Trinity was established as an Episcopal parish in 1851. By 1853, Trinity had grown to twenty-five regular worshippers, enough to call a permanent rector (the Rev. John D. McCarty) and undertake construction of its own building on 2nd and Oak Street, on land donated by parishioner Benjamin Stark, one of the earliest leaders of Portland. The city of Portland grew very rapidly in the years following the Civil War and the congregation burgeoned to over 200 regular members, totally overwhelming the little building meant only to hold fifty or so worshippers. Thus, in 1871, the members of the parish decided to purchase a half block lot at the corner of 6th and Oak Street and set about building a new “permanent" church, a building they felt would lend an air of permanence to the city itself. Very different from its log cabin predecessor, this building included stained glass windows, an organ, and a steeple with a bell that had been made from melted down cannons. It The new building meant that Trinity and the Episcopal Church were here to stay.

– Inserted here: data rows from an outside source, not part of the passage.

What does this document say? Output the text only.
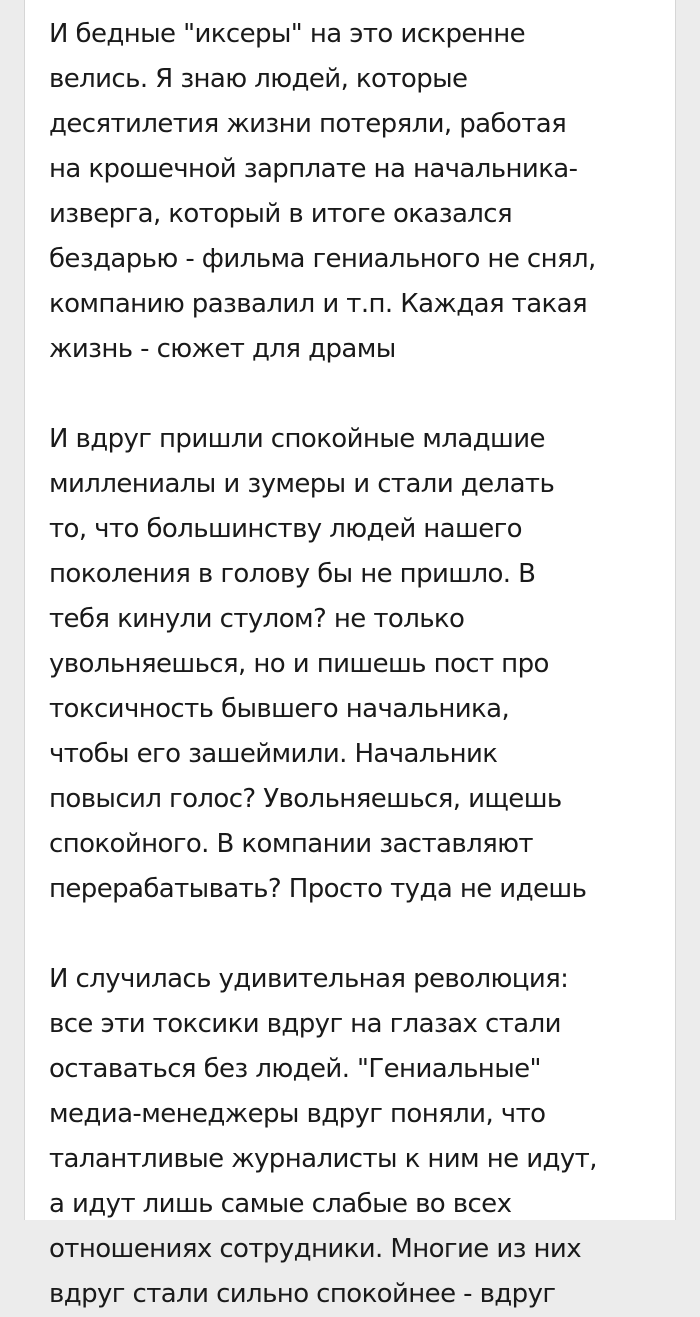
И бедные "иксеры" на это искренне
велись. Я знаю людей, которые
десятилетия жизни потеряли, работая
на крошечной зарплате на начальника-
изверга, который в итоге оказался
бездарью - фильма гениального не снял,
компанию развалил и т.п. Каждая такая
жизнь - сюжет для драмы

И вдруг пришли спокойные младшие
миллениалы и зумеры и стали делать
то, что большинству людей нашего
поколения в голову бы не пришло. В
тебя кинули стулом? не только
увольняешься, но и пишешь пост про
токсичность бывшего начальника,
чтобы его зашеймили. Начальник
повысил голос? Увольняешься, ищешь
спокойного. В компании заставляют
перерабатывать? Просто туда не идешь

И случилась удивительная революция:
все эти токсики вдруг на глазах стали
оставаться без людей. "Гениальные"
медиа-менеджеры вдруг поняли, что
талантливые журналисты к ним не идут,
а идут лишь самые слабые во всех
отношениях сотрудники. Многие из них
вдруг стали сильно спокойнее - вдруг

As it grew in the late Nineteenth century, Trinity parish was actively involved in the establishment of Good Samaritan Hospital (1873) and the Trinity Mission Chapel (St. Mark's parish). Eventually it would also "spin off" Ascension Church, originally a Sunday School chapel for Trinity children. By the turn of the 20th century, Trinity Church was home to many of Portland's most prominent citizens. Several prominent streets in Portland’s downtown area are named after Trinity’s early vestry members. Increasingly, however, the area around the church was becoming less and less residential and more and more commercial. When the building at 6th and Oak was struck by fire in 1902, the parish made the decision to locate its new building elsewhere, in the then fashionable district of NW 19th Street where many of the parishioners lived. The new church, which still houses Trinity parish, was consecrated on
Oct. 14, 1906.
In the Twentieth Century, Trinity enjoyed the leadership of eight Rectors. In the 1930’s, a parish hall was constructed. The 1980’s saw the remodeling of the church sanctuary, and the installation of the Rosales Organ, one of the finest instruments of its kind in the Pacific Northwest. In November 1993, two years after the arrival the Very Rev. Anthony C. Thurston, Trinity was consecrated as cathedral for the Diocese of Oregon. Under Dean Thurston's leadership, the parish underwent a time of rapid expansion in terms of numbers and diversity. Upon the retirement of Dean Thurston in 2002, and after an interim period of about 18 months, a new dean, The Very Rev. William Lupfer was installed in 2004 and continued a period of growth. In July of 2014, Dean Lupfer accepted a call to become Rector of Trinity Wall Street in New York City. Under the leadership of Deans Thurston and Lupfer, Trinity is known for its superb music program, its broad education program, and its service to the Northwest Portland community.